Y eso que la presencia de David Leitch -un digno heredero, para bien y para mal, de Ritchie- prometía un exceso de autoconsciencia y meta-lenguaje, donde el riesgo de convertir a los personajes en meras superficies era alto. Sin embargo, Tren bala es, esencialmente, una película de Pitt que entendió que ya no necesita buscar prestigio -al fin y al cabo, ya se llevó todos los galardones, incluido el Oscar, por la actuación correcta, que fue en Había una vez en…Hollywood– y que es el momento de divertirse. Pero también que esa diversión no tiene que ser solo para él y sus amigotes -como en la trilogía de La gran estafa, dirigida por otro realizador que privilegia el gesto astuto, como Steven Soderbergh-, sino que debe incorporar al público y hacerlo partícipe de la fiesta. En este caso, interpretando a un criminal a sueldo (a veces ladrón, a veces asesino) que está tratando de recobrar la armonía con el universo y al que le toca un trabajo en apariencia sencillo: entrar a un tren bala que va de Tokio a Morioka, sustraer un maletín y bajarse en la próxima estación. Obviamente, todo se complicará, porque allí hay varios asesinos, cada uno con diferentes propósitos, aunque con historias en común, que irán colisionando en cada vagón.
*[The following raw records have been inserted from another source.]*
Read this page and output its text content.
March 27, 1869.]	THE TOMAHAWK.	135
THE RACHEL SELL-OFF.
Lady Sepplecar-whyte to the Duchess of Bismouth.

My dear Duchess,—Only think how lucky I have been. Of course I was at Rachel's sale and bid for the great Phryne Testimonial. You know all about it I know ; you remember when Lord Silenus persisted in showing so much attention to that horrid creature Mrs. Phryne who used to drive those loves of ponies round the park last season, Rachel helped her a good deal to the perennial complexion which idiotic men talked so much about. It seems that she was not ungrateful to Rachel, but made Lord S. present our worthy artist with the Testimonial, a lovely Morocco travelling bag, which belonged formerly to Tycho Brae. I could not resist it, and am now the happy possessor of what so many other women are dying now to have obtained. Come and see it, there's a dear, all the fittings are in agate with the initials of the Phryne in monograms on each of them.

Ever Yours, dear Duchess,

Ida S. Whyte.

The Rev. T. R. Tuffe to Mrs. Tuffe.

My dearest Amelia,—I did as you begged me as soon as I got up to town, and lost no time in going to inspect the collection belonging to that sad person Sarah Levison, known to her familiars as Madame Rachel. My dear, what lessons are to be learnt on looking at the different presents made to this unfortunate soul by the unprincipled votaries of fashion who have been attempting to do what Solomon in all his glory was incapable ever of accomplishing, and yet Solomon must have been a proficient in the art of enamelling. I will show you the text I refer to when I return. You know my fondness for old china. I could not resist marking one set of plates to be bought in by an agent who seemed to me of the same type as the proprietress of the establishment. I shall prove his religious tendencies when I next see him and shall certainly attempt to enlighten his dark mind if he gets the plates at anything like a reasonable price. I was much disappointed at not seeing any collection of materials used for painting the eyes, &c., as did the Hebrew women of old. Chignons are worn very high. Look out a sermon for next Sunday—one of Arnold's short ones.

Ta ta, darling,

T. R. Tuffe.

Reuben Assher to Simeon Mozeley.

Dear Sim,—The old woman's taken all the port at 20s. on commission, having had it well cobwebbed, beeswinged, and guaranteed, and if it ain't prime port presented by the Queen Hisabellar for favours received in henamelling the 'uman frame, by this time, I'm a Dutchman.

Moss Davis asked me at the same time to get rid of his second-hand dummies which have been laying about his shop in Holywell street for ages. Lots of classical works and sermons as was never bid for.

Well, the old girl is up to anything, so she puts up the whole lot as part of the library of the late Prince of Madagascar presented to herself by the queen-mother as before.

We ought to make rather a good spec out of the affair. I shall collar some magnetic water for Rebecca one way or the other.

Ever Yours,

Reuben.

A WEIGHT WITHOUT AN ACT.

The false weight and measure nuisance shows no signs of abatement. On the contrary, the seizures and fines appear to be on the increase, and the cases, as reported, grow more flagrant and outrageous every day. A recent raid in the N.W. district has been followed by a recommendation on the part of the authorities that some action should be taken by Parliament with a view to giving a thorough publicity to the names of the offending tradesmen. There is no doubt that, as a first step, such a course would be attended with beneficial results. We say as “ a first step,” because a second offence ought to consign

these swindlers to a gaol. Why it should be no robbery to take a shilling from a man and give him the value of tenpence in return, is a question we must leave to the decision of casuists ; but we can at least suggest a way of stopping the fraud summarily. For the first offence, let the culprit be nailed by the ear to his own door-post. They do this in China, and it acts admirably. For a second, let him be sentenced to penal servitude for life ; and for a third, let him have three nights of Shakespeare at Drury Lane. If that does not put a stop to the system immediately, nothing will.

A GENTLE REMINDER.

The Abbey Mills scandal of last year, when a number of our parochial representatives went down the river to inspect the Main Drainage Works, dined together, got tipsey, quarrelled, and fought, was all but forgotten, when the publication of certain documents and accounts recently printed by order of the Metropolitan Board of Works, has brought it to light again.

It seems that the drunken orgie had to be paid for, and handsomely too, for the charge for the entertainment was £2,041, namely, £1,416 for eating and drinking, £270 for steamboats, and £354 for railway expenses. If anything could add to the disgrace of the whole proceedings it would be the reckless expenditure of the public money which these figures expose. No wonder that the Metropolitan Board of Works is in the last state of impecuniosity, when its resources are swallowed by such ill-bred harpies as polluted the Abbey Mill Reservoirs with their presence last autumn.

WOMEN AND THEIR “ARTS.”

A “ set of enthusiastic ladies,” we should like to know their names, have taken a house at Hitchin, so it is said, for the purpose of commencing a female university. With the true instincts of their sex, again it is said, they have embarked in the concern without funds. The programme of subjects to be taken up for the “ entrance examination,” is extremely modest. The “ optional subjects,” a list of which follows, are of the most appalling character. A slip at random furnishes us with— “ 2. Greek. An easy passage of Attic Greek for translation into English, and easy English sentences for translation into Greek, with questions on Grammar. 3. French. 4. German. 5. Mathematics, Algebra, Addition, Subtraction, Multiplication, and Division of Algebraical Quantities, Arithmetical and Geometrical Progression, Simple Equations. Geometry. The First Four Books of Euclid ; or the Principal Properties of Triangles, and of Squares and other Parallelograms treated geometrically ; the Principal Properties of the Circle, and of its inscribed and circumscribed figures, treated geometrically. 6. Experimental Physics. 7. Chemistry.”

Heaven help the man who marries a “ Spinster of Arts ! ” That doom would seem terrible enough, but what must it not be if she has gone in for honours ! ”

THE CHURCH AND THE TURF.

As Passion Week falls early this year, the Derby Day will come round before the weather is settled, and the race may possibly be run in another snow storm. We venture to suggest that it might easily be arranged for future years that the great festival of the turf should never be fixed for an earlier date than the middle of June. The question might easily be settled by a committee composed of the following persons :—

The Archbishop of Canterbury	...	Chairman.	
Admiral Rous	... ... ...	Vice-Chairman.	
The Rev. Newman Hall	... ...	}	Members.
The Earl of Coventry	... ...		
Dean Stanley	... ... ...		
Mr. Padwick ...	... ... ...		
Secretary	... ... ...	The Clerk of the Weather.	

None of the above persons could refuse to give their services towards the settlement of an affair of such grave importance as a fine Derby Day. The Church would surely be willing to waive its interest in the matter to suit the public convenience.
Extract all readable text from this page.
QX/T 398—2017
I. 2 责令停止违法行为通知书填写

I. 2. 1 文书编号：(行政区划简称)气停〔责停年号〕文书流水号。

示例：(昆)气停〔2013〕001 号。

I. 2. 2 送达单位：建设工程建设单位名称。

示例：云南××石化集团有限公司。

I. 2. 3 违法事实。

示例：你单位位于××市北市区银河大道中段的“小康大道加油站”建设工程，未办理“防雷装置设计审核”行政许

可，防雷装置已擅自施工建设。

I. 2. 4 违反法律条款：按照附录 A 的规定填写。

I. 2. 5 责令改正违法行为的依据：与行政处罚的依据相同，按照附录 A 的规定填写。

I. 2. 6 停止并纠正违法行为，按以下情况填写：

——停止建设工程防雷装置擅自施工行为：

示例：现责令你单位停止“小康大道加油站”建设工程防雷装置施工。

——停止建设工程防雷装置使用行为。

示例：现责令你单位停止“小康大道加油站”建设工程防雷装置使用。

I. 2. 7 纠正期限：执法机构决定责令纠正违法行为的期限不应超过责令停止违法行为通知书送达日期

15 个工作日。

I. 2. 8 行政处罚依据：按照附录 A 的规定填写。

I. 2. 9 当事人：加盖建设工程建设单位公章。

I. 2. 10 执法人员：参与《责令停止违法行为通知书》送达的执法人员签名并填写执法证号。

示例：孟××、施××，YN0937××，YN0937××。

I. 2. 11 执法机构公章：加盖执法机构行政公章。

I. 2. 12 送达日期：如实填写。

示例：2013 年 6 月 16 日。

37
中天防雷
Si el planteo inicial pareciera limitar todo a una serie de confrontaciones en el tren, la estructura narrativa irá dejando en claro que todo es bastante más complejo, con varios flashbacks que irán trazando un universo donde interactúan diversas organizaciones mafiosas, más algunas historias tan trágicas como disparatadas. Todo esto convive con el dilema de fondo: quién y para qué puso a toda esa gente dentro de ese tren que se convierte en un viaje infernal, a toda velocidad. La clave para que se sostenga ese entramado -que, si se lo piensa mínimamente, es arbitrario y hasta inverosímil- es precisamente la velocidad: no solo la del tren, sino también la de los personajes (que no paran de moverse y/o hablar rápidamente, incluso cuando están sentados), la trama (que suma elementos a cada minuto) y la de la puesta en escena, que se apoya en un montaje frenético. Eso y un humor ligero, porque es notorio que Pitt no se toma en serio a sí mismo y eso contagia a todo lo que rodea: Tren bala no pretende ser otra cosa que dos horas de diversión y no se embarca en una competencia para demostrar que es más inteligente que el espectador.
Esa liviandad constante es la que permite que el film nunca caiga en la pedantería o la canchereada vacía, como ocurre a menudo con las películas de Ritchie, Soderbergh o incluso el mismo Tarantino. Tren bala construye a cada minuto un mundo superficial, artificioso, definitivamente efímero, pero indudablemente entretenido y alejado de cualquier tipo de didactismo artístico. Pitt nos propone pasarla bien durante un rato y todos los que lo rodean, por suerte, entienden ese juego. Desde ahí, Tren bala recupera una voluntad lúdica que ha quedado un poco marginada en el Hollywood actual. Eso la convierte en una película de otro tiempo y lugar, pero en un sentido ciertamente virtuoso.